Par contre, Me Ashwin Kandhai ne voit pas cette objection d’un bon oeil. Selon le Criminal Code de Maurice, dit l’homme de loi, l’âge minimal auquel un mineur peut être poursuivi pour une infraction pénale est de 14 ans, en attendant le Children’s Bill. Le discernement, poursuit-il, joue un rôle très important pour déterminer si un enfant est capable de faire face à un procès au pénal. «Dans le cas des enfants mules, je ne vois aucune objection à ce qu’ils voient leur mère. Selon le droit mauricien, un enfant en dessous de 14 ans est incapable de commettre un délit vu qu’il n’a pas le mens rea, c’est-à-dire l’intention criminelle.»

Rencontre supervisée

Pour Me Ashwin Kandhai, il y a un coupable qui a abusé de l’innocence de ces enfants de six et neuf ans. «Par un concours de circonstances, ils se sont retrouvés avec quelque chose d’illicite sans qu’ils aient connaissance ou contrôle de la situation. Vu qu’ils ne peuvent discerner ce qui avait été transporté dans leurs jouets, il est fort probable dans ce cas précis qu’ils n’aient pas été au courant. La police doit s’orienter pour chercher les vrais coupables et les arrêter.»

Il ajoute qu’il ne faut pas pénaliser la mère ni les enfants par rapport à un droit de visite. «Une visite supervisée par la police entre mère et les enfants» devrait être possible dans cette affaire.

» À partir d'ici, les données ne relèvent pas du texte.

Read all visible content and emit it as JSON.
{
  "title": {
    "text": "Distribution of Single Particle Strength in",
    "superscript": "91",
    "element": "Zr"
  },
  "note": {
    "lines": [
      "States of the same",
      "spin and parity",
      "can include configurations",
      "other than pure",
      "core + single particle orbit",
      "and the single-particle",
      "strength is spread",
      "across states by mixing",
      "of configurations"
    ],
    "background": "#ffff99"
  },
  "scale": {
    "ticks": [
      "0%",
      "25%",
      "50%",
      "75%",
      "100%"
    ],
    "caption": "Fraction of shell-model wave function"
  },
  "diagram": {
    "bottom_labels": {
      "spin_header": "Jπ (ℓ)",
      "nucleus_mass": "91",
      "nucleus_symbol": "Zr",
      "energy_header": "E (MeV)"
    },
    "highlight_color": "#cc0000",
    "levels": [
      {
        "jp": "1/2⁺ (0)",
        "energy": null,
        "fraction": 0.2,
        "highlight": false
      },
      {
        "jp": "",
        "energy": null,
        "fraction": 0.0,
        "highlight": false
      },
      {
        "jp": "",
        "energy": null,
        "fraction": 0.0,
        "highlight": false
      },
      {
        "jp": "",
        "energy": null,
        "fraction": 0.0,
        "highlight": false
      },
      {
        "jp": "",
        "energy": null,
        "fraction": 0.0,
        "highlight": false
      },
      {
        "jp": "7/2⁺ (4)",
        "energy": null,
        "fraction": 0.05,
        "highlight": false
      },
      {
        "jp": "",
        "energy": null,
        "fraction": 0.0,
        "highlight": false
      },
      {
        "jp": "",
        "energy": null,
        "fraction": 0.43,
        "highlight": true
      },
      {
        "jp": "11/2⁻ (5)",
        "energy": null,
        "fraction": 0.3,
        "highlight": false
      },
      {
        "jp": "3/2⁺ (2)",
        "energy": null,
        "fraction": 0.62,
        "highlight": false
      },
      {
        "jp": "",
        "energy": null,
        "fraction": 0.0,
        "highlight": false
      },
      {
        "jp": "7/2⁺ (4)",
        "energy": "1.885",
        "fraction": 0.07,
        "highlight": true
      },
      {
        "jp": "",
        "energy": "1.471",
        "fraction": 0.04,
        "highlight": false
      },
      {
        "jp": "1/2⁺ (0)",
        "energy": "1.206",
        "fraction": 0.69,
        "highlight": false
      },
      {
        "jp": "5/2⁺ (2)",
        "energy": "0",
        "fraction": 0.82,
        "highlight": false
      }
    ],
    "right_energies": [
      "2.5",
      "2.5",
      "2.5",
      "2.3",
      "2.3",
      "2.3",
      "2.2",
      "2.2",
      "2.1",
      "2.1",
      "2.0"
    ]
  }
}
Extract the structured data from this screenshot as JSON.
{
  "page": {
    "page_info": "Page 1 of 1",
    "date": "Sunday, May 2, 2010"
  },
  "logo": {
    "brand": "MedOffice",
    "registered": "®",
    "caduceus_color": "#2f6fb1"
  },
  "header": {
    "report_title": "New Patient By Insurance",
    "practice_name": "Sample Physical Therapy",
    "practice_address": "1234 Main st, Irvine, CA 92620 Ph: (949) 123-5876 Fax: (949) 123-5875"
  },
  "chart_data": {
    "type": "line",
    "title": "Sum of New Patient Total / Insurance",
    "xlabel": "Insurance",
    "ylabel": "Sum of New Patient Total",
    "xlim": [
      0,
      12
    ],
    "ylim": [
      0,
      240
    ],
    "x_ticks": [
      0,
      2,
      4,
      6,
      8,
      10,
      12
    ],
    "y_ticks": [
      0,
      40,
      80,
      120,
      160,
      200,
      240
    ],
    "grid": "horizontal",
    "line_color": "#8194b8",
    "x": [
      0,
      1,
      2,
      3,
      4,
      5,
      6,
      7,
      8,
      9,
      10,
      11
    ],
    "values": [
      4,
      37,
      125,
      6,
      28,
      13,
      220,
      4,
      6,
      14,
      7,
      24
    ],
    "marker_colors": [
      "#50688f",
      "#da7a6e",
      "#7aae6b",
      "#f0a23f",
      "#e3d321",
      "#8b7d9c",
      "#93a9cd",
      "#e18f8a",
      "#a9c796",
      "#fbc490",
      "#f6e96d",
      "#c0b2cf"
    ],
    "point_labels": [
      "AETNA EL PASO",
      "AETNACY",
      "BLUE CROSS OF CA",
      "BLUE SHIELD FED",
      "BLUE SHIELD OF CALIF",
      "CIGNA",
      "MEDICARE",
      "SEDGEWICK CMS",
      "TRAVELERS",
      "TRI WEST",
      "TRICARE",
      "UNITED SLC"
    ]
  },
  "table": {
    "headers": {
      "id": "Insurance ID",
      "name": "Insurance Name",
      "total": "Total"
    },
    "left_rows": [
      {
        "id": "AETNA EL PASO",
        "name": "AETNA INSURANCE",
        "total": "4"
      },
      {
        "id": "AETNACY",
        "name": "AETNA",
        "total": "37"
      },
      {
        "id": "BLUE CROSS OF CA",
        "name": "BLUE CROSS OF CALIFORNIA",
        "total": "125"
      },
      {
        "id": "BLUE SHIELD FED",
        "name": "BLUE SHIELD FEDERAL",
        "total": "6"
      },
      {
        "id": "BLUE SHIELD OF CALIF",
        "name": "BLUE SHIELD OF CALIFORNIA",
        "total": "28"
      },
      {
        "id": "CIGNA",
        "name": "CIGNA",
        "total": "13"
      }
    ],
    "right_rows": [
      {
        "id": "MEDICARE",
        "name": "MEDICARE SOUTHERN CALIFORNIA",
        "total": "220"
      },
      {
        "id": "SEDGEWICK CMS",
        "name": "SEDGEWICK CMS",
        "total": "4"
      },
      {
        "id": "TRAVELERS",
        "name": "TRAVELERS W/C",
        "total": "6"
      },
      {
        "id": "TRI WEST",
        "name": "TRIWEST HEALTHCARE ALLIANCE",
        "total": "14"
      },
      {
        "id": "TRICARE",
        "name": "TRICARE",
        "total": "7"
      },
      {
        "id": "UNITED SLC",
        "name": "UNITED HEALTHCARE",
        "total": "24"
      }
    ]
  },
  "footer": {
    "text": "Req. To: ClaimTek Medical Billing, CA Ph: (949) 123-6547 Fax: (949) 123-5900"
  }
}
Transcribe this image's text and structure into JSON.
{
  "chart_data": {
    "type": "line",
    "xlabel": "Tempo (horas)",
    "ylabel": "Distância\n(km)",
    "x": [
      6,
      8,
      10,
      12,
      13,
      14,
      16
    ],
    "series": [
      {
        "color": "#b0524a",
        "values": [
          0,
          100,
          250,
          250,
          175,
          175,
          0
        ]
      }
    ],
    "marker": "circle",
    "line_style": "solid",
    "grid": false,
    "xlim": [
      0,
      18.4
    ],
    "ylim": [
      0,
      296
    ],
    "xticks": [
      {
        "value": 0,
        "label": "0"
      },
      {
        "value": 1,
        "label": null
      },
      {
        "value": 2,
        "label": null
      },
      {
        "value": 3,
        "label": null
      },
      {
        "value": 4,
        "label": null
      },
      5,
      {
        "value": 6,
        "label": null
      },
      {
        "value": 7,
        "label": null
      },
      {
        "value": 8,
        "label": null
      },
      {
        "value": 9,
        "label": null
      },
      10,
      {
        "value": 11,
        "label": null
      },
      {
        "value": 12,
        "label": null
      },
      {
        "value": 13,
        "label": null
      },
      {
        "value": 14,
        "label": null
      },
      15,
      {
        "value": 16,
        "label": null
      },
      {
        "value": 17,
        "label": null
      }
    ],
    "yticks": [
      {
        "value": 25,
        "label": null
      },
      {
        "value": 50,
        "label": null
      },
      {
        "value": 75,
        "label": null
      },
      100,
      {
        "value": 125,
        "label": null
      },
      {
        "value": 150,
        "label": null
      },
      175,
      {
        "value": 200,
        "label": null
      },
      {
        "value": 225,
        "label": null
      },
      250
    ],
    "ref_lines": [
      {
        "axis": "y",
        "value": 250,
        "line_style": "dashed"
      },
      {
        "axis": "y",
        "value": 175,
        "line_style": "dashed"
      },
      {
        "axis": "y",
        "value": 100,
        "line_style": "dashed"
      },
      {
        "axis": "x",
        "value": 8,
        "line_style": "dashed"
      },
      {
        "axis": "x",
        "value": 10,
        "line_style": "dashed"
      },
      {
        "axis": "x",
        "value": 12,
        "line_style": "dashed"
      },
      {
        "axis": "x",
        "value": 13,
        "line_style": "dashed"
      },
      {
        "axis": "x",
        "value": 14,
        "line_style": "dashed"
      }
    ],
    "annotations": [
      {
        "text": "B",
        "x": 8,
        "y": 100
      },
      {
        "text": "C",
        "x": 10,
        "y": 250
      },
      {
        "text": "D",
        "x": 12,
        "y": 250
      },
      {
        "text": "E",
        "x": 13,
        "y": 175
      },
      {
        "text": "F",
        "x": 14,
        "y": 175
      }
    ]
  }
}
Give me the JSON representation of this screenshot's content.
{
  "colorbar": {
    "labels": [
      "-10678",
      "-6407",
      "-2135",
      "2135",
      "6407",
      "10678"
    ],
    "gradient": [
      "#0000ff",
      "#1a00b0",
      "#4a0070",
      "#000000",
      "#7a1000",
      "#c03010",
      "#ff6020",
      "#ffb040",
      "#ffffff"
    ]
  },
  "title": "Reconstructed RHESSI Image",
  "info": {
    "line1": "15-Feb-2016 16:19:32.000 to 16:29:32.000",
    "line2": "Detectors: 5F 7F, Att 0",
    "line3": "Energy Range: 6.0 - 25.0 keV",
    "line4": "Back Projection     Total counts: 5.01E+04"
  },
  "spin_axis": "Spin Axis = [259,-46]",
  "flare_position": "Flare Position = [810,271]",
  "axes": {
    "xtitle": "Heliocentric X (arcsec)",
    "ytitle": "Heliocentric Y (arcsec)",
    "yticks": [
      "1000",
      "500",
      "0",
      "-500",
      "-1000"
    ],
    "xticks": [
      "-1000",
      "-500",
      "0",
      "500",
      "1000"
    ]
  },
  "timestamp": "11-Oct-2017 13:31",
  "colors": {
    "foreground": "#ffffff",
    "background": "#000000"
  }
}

Nous avons rencontré la grand-mère maternelle des enfants. Elle indique qu’elle a formulé une demande à travers son avocate Me Jenny Moteealoo et l’avouée Me Yogina Yerriah afin que la famille ait la garde des petits. «Toutes les procédures ont été enclenchées et nous nous présenterons devant le juge le 1er octobre.»

D’autre part, l’ADSU a fait une requête auprès de Paris pour un mutual legal assistance (entraide judiciaire) dans cette affaire. Pour l’heure, c’est le statu quo.